Not quite specific enough
A question that was asked at another forum that I thought I might get a straight answer (and explanation) for here:
If you have two identical semi trucks driving down the road.
One has no load. One has a very heavy load.
Will the heavy load displace more air than the truck with no load?
IMO these sorts of gross generalization questions are better unasked than answered. Sorry (sort of) to be pedantic, but the "right" answer depends on details the question doesn't provide...
What do you mean by "identical semi trucks driving down the road"? Do you mean vehicles of identical, typical semi-tractor-trailer construction traveling however they each travel under their particular conditions of load and environment? The typical rig is far from streamlined, especially at the rear. As the vehicles move through the air, vortices will be shed alternately from each side and impose cyclic forces that would tend to rock the trailer from side to side (top and bottom too, for that matter). Whether and how much that causes the rig to roll, yaw, and pitch as it travels will depend on the details of the supension as well as on the particular amount and placement of load.

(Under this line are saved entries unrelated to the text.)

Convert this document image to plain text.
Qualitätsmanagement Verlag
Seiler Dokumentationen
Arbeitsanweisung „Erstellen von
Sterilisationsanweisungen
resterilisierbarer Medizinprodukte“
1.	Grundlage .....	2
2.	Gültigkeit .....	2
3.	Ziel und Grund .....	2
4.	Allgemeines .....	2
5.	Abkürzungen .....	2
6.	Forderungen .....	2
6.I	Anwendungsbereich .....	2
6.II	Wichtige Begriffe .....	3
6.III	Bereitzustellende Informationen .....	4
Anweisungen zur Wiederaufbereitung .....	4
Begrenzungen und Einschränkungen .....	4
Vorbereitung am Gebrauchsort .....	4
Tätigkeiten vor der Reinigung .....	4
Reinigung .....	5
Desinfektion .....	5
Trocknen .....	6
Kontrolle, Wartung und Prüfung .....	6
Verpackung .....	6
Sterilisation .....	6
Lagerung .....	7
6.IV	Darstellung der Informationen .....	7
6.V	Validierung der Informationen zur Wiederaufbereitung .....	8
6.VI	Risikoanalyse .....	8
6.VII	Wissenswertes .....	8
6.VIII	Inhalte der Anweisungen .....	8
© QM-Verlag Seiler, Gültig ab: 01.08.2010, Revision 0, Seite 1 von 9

There's not enough specification in the query to determine whether the heavier or lighter rig will wobble more and sweep a larger volume; my
expectation, however, is that the suspension will be designed to ride more stably when bearing its design load than when unloaded.
Or do you also mean the details of the vehicles' motions are identical in every respect? Depending what you mean by "displace", that would reduce problem to the almost trivial determination of which vehicle is volumetrically larger or projects the most area in the direction of motion. The loaded rig will be volumetrically slightly smaller than the unloaded rig due to elastic compression of its structural members and compression of the air in its tires, though those effects will be on the order of parts per million. The greater effect will probably be a combination of shock-absorber piston travel and leaf-spring deformation lowering the trailer to present a smaller area in the direction of travel. That might be a few inches difference between empty and fully loaded... but the bottom of the tractor must lower the same amount as the top of the front of the trailer, so the net reduction is only the amount by which the tractor's wheels are withdrawn into the fender wells.
What's the "load"? Is it
in the truck , something like a really really fat driver or cargo inside an enclosed trailer? Is it
on the truck, like cargo sitting atop flatbed trailer? If it's
on the truck, does air "displaced by the load" count? Is it some idealized load force acting on the vehicle but not considered as a separate physical entity for purposes of this problem?
How is the load distributed on the vehicle; where is its center of gravity, what are its moments of inertia? These details matter how applied load changes the projected area of the vehicle, and they're probably
very important to the vehicles' roll/pitch/yaw/bounce behavior if we don't constrain them to motion
identical in all respects.
How much is enough to be considered "more"?
What do you mean by "displace... air"? The space that would be occupied by air but for the vehicle and its cargo? In that case motion doesn't come into play (relativistic effects aside

). The loaded
vehicle displaces less air because its structural members, shocks, and tire air are compressed to bear the load, but the effect is only a few parts per million. If the load is "real" and either external or we consider its displacement of air from the interior of the trailer, the
vehicle+load displaces more air, dominated by the density of the load itself.
Do you mean the volume swept by the moving vehicle's bounding surfaces over corresponding intervals of time? The total mass of air disturbed by the vehicles' passage at a particular speed through particular environmental conditions (and what counts as "disturbed")? Again, this depends strongly on whether we permit the vehicles to move "appropriately" for their load or constrain them to motion identical in detail; the former is unknowable in the general case, and the latter is hardly worth knowing (IMO).
We've even got problems if we try to guess the "spirit" of the assertion, which might be something along the lines of whether the loaded or unloaded truck is more fuel-efficient. I'd be very surprised if the loaded truck went as far on a given charge of fuel, but it's certainly more efficient in terms of delivering payload rather than just truck.